"From the darkness, sleeping light." Formerly luminus dormiens. Lux pacis, light of peace.

Quote: "Sometimes I think the surest sign that intelligent life exists elsewhere in the universe is that none of it has tried to contact us." --Bill Watterson, cartoonist, Calvin and Hobbes

20031008

On the last day of the trip to London. I grew sick on the plane, enough to throw up, with such splitting headache that never go away.

BART, which I walked toward with a heavy look, I rode nonchalantly. During my nap, I ignored the shuffle of people that came and left on the train. Were I of a better health, I would have been much fascinated, as any gay boy would, watching the to-and-fro over which we have no control nor any interest.
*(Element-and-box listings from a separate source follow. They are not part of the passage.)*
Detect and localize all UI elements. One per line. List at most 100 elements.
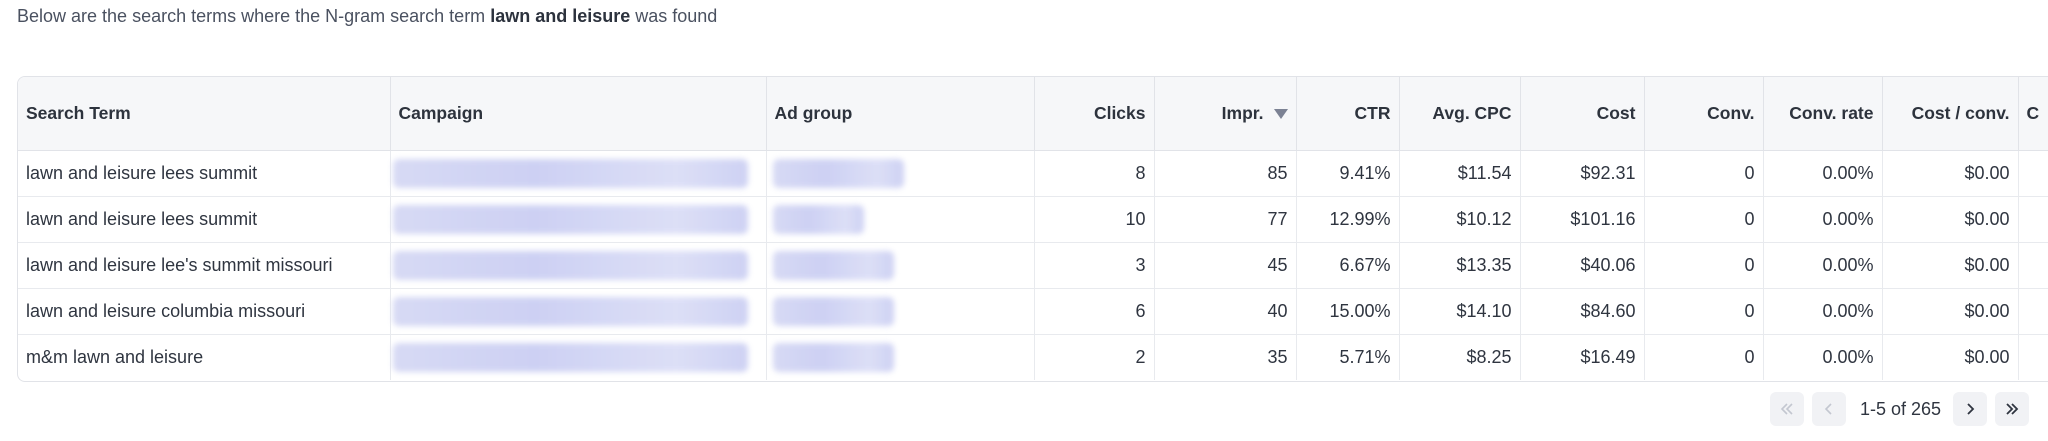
cell-clicks: 6 — [1034, 288, 1155, 335]
cell-conv-rate: 0.00% — [1763, 150, 1883, 197]
table-row[interactable]: lawn and leisure columbia missouri 6 40 … — [18, 288, 2048, 335]
cell-cost-per-conv: $0.00 — [1882, 196, 2019, 243]
intro-text: Below are the search terms where the N-g… — [17, 6, 717, 27]
cell-avg-cpc: $10.12 — [1399, 196, 1521, 243]
cell-impr: 35 — [1154, 334, 1297, 380]
search-terms-table-container: Search Term Campaign Ad group Clicks Imp… — [17, 76, 2048, 382]
intro-prefix: Below are the search terms where the N-g… — [17, 6, 491, 26]
cell-impr: 45 — [1154, 242, 1297, 289]
cell-conv: 0 — [1644, 196, 1764, 243]
pagination-info: 1-5 of 265 — [1860, 398, 1942, 419]
cell-extra — [2018, 196, 2048, 243]
cell-impr: 40 — [1154, 288, 1297, 335]
cell-cost: $92.31 — [1520, 150, 1645, 197]
cell-ad-group-redacted — [766, 334, 1035, 380]
cell-search-term: lawn and leisure lees summit — [18, 196, 391, 243]
redacted-blur — [772, 159, 904, 188]
first-page-button[interactable] — [1770, 392, 1804, 426]
cell-ctr: 6.67% — [1296, 242, 1400, 289]
column-header-cost[interactable]: Cost — [1520, 77, 1645, 151]
cell-avg-cpc: $13.35 — [1399, 242, 1521, 289]
column-header-avg-cpc[interactable]: Avg. CPC — [1399, 77, 1521, 151]
cell-avg-cpc: $14.10 — [1399, 288, 1521, 335]
cell-avg-cpc: $8.25 — [1399, 334, 1521, 380]
cell-conv: 0 — [1644, 288, 1764, 335]
cell-clicks: 8 — [1034, 150, 1155, 197]
cell-campaign-redacted — [390, 288, 767, 335]
table-row[interactable]: m&m lawn and leisure 2 35 5.71% $8.25 $1… — [18, 334, 2048, 380]
cell-extra — [2018, 334, 2048, 380]
cell-ad-group-redacted — [766, 242, 1035, 289]
table-row[interactable]: lawn and leisure lee's summit missouri 3… — [18, 242, 2048, 289]
cell-clicks: 10 — [1034, 196, 1155, 243]
cell-conv-rate: 0.00% — [1763, 288, 1883, 335]
column-header-ad-group[interactable]: Ad group — [766, 77, 1035, 151]
cell-cost: $84.60 — [1520, 288, 1645, 335]
double-chevron-left-icon — [1780, 403, 1793, 415]
cell-conv: 0 — [1644, 242, 1764, 289]
cell-campaign-redacted — [390, 242, 767, 289]
cell-cost-per-conv: $0.00 — [1882, 288, 2019, 335]
column-header-conv-rate[interactable]: Conv. rate — [1763, 77, 1883, 151]
cell-ad-group-redacted — [766, 288, 1035, 335]
cell-conv-rate: 0.00% — [1763, 196, 1883, 243]
prev-page-button[interactable] — [1812, 392, 1846, 426]
cell-ctr: 12.99% — [1296, 196, 1400, 243]
column-header-impr[interactable]: Impr. — [1154, 77, 1297, 151]
double-chevron-right-icon — [2006, 403, 2019, 415]
redacted-blur — [772, 343, 894, 372]
cell-avg-cpc: $11.54 — [1399, 150, 1521, 197]
column-header-search-term[interactable]: Search Term — [18, 77, 391, 151]
cell-campaign-redacted — [390, 150, 767, 197]
cell-search-term: lawn and leisure columbia missouri — [18, 288, 391, 335]
cell-ctr: 9.41% — [1296, 150, 1400, 197]
cell-impr: 77 — [1154, 196, 1297, 243]
cell-conv: 0 — [1644, 150, 1764, 197]
cell-cost: $16.49 — [1520, 334, 1645, 380]
chevron-right-icon — [1967, 403, 1975, 415]
cell-cost: $40.06 — [1520, 242, 1645, 289]
column-header-conv[interactable]: Conv. — [1644, 77, 1764, 151]
cell-conv-rate: 0.00% — [1763, 242, 1883, 289]
cell-extra — [2018, 288, 2048, 335]
cell-extra — [2018, 150, 2048, 197]
table-row[interactable]: lawn and leisure lees summit 8 85 9.41% … — [18, 150, 2048, 197]
cell-campaign-redacted — [390, 334, 767, 380]
table-row[interactable]: lawn and leisure lees summit 10 77 12.99… — [18, 196, 2048, 243]
redacted-blur — [772, 251, 894, 280]
redacted-blur — [392, 251, 748, 280]
redacted-blur — [392, 343, 748, 372]
cell-cost: $101.16 — [1520, 196, 1645, 243]
header-row: Search Term Campaign Ad group Clicks Imp… — [18, 77, 2048, 151]
intro-suffix: was found — [630, 6, 718, 26]
cell-extra — [2018, 242, 2048, 289]
column-header-cost-per-conv[interactable]: Cost / conv. — [1882, 77, 2019, 151]
cell-cost-per-conv: $0.00 — [1882, 150, 2019, 197]
cell-search-term: lawn and leisure lees summit — [18, 150, 391, 197]
redacted-blur — [392, 205, 748, 234]
cell-conv-rate: 0.00% — [1763, 334, 1883, 380]
redacted-blur — [392, 159, 748, 188]
pagination: 1-5 of 265 — [1770, 392, 2030, 426]
cell-clicks: 3 — [1034, 242, 1155, 289]
redacted-blur — [772, 205, 864, 234]
cell-conv: 0 — [1644, 334, 1764, 380]
next-page-button[interactable] — [1953, 392, 1988, 426]
chevron-left-icon — [1824, 403, 1832, 415]
cell-ad-group-redacted — [766, 150, 1035, 197]
column-header-campaign[interactable]: Campaign — [390, 77, 767, 151]
column-header-extra[interactable]: C — [2018, 77, 2048, 151]
cell-cost-per-conv: $0.00 — [1882, 334, 2019, 380]
cell-search-term: m&m lawn and leisure — [18, 334, 391, 380]
redacted-blur — [392, 297, 748, 326]
cell-ctr: 5.71% — [1296, 334, 1400, 380]
column-header-ctr[interactable]: CTR — [1296, 77, 1400, 151]
cell-ad-group-redacted — [766, 196, 1035, 243]
cell-campaign-redacted — [390, 196, 767, 243]
column-header-clicks[interactable]: Clicks — [1034, 77, 1155, 151]
cell-cost-per-conv: $0.00 — [1882, 242, 2019, 289]
sort-desc-icon[interactable] — [1273, 109, 1288, 120]
last-page-button[interactable] — [1995, 392, 2030, 426]
cell-search-term: lawn and leisure lee's summit missouri — [18, 242, 391, 289]
intro-term: lawn and leisure — [490, 6, 631, 26]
There was a boy with a bicycle and a headphone, I think. He got on from Balboa, or somewhere, and got off somewhere. I paid him no mind, though I sneaked a look on his body once in a while.

There was this woman, there was this man, there was this couple, there was this troupe of friends, this Chinese, that Hindu. All the while, I dozed, trapped between this state of sickness that I know my body tries with all its might to survive and this state of reasoning that tried to observe (as in out of body experience) and yet incessantly drifting off into dreamy sleep.

What strange time we live in, that we are so nonchalant that we cannot say as one famous man said, "Life has no better things than this," when he rode on a horse before the horse-less carriage came along.